This year, only three books are in contention for the Miles Franklin Literary Award (MFA) – Chris Womersley’s Bereft, Kim Scott’s That Deadman Dance and Roger McDonald’s When Colts Ran. The unusual and controversial stance of making such an exclusive shortlist has brought with it a lot of criticism.
The main argument against the shortlist is its apparent narrow representation of the Australian voice. Firstly, there are no women on the list despite Honey Brown, Kirsten Tranter and Melina Marchetta all making the Long List. Secondly, there are no novels set in Australia’s urban areas. Womersley and McDonald’s novels are set in rural or country Australia, and Scott’s novel covers the colonial settlement of south Western Australian.
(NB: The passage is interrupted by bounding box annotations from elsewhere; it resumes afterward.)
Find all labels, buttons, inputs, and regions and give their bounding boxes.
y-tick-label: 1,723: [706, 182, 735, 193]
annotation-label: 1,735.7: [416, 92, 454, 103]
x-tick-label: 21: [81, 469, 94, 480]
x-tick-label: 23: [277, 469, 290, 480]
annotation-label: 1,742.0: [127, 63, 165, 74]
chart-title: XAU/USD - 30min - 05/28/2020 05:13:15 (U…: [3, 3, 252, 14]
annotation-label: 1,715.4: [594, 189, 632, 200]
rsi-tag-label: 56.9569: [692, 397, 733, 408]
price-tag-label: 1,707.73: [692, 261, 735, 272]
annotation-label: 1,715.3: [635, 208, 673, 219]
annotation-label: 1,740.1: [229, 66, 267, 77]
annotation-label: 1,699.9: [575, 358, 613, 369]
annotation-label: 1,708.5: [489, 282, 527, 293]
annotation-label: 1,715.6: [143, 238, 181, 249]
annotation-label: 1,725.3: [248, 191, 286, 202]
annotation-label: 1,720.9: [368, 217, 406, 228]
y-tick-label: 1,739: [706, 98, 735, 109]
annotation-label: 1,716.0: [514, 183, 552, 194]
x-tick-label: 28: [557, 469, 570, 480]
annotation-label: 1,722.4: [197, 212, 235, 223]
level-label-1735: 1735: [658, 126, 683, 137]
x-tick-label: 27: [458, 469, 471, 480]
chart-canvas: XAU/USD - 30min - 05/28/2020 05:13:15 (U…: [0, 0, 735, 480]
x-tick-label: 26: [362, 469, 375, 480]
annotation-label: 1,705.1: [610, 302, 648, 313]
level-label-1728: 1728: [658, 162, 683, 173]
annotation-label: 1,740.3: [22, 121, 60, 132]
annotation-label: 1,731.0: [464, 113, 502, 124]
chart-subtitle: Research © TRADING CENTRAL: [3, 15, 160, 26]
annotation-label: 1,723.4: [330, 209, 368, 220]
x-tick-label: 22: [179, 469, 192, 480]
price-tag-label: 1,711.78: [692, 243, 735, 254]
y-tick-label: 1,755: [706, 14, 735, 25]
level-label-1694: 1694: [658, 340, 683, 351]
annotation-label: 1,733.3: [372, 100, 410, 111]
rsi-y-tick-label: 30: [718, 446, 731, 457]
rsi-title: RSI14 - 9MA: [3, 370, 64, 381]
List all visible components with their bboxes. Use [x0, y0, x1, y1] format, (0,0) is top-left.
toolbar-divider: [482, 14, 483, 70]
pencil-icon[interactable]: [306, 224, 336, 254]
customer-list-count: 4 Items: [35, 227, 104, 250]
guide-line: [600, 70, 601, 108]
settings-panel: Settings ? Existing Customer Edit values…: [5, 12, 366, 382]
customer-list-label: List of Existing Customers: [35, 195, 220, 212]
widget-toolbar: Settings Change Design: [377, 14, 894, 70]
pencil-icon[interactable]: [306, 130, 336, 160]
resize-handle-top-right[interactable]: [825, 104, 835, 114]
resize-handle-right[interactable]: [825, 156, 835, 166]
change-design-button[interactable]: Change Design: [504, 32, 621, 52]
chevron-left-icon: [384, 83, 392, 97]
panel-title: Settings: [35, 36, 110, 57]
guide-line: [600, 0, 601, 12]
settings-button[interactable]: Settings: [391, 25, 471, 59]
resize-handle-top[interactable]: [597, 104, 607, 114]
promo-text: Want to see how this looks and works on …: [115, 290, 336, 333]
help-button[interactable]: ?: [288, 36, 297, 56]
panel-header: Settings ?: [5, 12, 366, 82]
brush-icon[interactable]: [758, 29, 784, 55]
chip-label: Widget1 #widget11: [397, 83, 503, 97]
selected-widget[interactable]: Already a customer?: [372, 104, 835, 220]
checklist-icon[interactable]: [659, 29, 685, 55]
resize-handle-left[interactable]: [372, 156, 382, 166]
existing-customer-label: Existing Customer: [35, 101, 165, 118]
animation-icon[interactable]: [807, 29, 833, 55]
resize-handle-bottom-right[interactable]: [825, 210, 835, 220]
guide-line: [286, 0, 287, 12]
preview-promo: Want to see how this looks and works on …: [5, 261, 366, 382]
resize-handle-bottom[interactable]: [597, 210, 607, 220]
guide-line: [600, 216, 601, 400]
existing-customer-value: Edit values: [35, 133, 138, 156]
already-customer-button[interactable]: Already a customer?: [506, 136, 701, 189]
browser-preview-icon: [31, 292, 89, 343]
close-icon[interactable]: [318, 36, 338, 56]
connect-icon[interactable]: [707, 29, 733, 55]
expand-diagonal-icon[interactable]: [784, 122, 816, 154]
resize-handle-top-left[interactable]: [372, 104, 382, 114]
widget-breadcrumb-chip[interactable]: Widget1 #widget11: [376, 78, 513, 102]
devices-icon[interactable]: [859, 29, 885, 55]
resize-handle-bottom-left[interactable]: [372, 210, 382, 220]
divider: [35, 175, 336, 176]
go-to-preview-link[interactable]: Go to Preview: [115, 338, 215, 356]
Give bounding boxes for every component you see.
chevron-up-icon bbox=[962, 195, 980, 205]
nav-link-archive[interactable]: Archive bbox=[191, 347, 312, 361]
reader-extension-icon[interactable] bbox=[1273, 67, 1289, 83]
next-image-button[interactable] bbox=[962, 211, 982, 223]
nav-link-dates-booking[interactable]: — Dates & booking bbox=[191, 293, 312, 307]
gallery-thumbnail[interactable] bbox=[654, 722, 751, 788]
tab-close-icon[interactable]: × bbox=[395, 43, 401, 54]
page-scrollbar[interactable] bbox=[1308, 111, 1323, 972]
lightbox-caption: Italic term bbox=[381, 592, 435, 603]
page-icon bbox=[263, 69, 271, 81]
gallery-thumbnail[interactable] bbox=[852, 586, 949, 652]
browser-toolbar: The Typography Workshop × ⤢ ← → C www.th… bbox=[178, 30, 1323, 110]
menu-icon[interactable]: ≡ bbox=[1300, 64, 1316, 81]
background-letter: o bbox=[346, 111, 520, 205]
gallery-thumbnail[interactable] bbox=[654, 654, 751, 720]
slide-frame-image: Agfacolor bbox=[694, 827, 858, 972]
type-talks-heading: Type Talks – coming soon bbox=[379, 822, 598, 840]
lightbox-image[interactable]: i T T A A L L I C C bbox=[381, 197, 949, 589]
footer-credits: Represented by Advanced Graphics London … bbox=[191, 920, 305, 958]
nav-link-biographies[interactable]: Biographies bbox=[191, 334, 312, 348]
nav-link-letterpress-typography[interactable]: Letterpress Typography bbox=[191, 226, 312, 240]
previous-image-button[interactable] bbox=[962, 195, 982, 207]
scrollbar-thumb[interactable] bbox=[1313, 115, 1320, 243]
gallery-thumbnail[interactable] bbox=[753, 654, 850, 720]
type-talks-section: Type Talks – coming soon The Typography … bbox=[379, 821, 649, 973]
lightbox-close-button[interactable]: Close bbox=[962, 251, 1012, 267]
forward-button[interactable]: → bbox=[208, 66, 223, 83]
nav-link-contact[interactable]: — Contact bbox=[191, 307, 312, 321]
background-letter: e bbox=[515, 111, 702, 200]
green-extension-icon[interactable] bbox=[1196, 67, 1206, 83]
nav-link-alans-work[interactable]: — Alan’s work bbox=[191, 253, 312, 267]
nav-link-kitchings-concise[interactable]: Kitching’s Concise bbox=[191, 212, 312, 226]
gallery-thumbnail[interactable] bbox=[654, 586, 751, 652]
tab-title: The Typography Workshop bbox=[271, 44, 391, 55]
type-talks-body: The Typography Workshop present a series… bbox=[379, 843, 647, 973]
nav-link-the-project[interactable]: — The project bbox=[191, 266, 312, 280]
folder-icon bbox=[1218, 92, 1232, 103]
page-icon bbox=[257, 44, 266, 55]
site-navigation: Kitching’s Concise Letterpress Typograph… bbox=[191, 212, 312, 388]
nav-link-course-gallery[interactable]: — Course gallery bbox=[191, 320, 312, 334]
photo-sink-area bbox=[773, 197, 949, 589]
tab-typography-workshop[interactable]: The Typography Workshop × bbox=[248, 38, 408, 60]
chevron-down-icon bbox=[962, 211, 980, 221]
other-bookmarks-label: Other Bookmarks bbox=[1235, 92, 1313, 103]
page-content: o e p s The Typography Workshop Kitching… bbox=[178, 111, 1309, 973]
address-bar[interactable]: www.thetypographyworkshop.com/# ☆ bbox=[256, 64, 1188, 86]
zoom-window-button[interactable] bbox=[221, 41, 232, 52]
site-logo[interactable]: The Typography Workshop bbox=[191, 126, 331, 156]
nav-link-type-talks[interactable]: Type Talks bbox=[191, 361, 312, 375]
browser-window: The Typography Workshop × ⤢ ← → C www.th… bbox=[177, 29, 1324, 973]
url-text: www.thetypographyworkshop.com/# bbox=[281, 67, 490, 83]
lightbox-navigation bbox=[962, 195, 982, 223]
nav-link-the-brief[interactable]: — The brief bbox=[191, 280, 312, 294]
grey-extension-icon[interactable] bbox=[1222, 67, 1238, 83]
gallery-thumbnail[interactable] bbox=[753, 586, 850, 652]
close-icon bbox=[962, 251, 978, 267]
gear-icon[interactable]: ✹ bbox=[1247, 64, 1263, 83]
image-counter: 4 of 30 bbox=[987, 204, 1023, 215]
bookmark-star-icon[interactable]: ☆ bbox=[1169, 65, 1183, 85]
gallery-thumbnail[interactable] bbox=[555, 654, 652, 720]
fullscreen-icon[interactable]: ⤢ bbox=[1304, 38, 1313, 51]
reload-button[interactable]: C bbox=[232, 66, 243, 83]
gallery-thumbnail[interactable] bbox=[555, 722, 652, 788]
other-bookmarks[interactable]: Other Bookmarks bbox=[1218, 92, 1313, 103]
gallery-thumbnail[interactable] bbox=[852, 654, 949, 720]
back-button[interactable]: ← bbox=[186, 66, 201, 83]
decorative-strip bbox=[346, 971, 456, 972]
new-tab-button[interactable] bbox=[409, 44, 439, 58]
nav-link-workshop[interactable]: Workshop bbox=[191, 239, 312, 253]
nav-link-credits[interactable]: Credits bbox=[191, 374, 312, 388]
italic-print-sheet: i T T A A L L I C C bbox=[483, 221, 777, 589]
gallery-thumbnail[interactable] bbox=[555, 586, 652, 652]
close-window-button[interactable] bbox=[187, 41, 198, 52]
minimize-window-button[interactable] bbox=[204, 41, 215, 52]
Thirdly, even though Scott has Aboriginal heritage, there are no novels exploring our multicultural diversity.
My answer to these complaints is that the exclusivity of the MFA in 2011 is a welcome and positive move. I commend the judges for maintaining the high standard of writing that the award should reflect. At the end of the day, the MFA showcases distinctive Australian voice in writing – but that writing also has to be of the highest calibre in the country. If the only writers who meet the criteria and standard of the MFA are all men who have all written about historic and rural Australia, then that is the lot of the MFA for that particular year. It is also completely misleading to say that these novels are essentially the same - the two novels I have read, Bereft and That Deadman Dance, are worlds apart in style, content and theme.
Readers should be able to trust judging panels and reviewers. If every Australian novel received glowing reviews, if every place in the MFA Short List was symbolic rather than based on merit, the public will learn to stop believing in good Australian writing. The great writers of this country will not get the recognition they deserve either.
I have been guilty of dismissing Australian literature as inferior to literature from overseas – I think many of us have been. However, there are some excellent and challenging reads out there and the MFA needs to be an indication of where to start looking. Kim Scott’s That Deadman Dance and Chris Womersley’s Bereft are two of the finest novels – and not just Australian novels - that I have read in a long time; That Deadman Dance for Scott’s sheer mastery of storytelling and Bereft for the exciting potential Womersley displays in only his second novel. I will soon be reading McDonald’s When Colts Ran based purely on the company it keeps in this 2011 Short List.
The Australian literary scene cannot head down the same track as its film counterpart where every Australian movie receives an extra star from Margaret and David, purely for being Australian. If Australian literature wants to be taken seriously, it needs to be reviewed and judged in a serious manner. We have amazing talent, but let’s be honest about it.